Kolejnym zaproponowanym w projekcie nowym wydatkiem dla budżetu państwa jest podwyżka wynagrodzeń dla pracowników Inspekcji Weterynaryjnej. Projekt przewiduje zwiększenie miesięcznego wynagrodzenia dla 5710 pracowników o 2 000 zł brutto, co oznacza roczny koszt dla budżetu w wysokości 164 009 472,00 zł. Jest to tak naprawdę jedyny w wyżej wymienionych pomysłów, który zasługuje na poparcie, ponieważ prawdziwą siłę inspekcji mogą stanowić jedynie odpowiednio uposażeni, docenieni finansowo, wysoko wykwalifikowani pracownicy.
Pobożne życzenia
Reasumując projekt ustawy o zmianie niektórych ustaw w celu wzmocnienia nadzoru nad ubojem zwierząt rzeźnych oraz bezpieczeństwem produktów pochodzenia zwierzęcego generuje wysokie koszty dla budżetu państwa, których zrealizowanie najprawdopodobniej będzie niemożliwe.
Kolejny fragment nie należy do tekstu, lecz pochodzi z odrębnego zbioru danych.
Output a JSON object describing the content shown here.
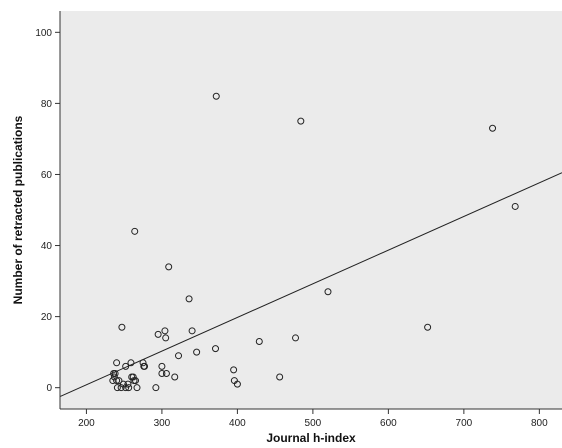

Minister Finansów w ramach uzgodnień zauważył, że okoliczności związane z realizacją przez Rząd programów i inicjatyw w ramach projektu zrównoważonego budżetu na rok 2020, nie przewidującego wolnej przestrzeni fiskalnej dla nowych wydatków, jak również założenia na lata kolejne – nie pozwalają na zmianę stanowiska Ministra Finansów. Tym samym pozostaje aktualna zasadnicza kwestia związana z ponadplanowymi wydatkami dla sektora finansów publicznych, iż nowe zadania, przewidziane w ww. projekcie ustawy należy finansować w ramach limitu wydatków właściwego dysponenta. Jak widać, zaprezentowane stanowisko Ministra Finansów nie pozostawia złudzeń. Minister rolnictwa nie ma możliwości zwiększenia budżetu Inspekcji Weterynaryjnej, a wszelkie zmiany może projektować jedynie w ramach środków, które już posiada. Zatem zarówno etatyzacja nadzoru nad rzeźniami jak i zwiększenie wynagrodzeń dla aktualnie zatrudnionych osób w inspekcji pozostają jedynie w sferze marzeń.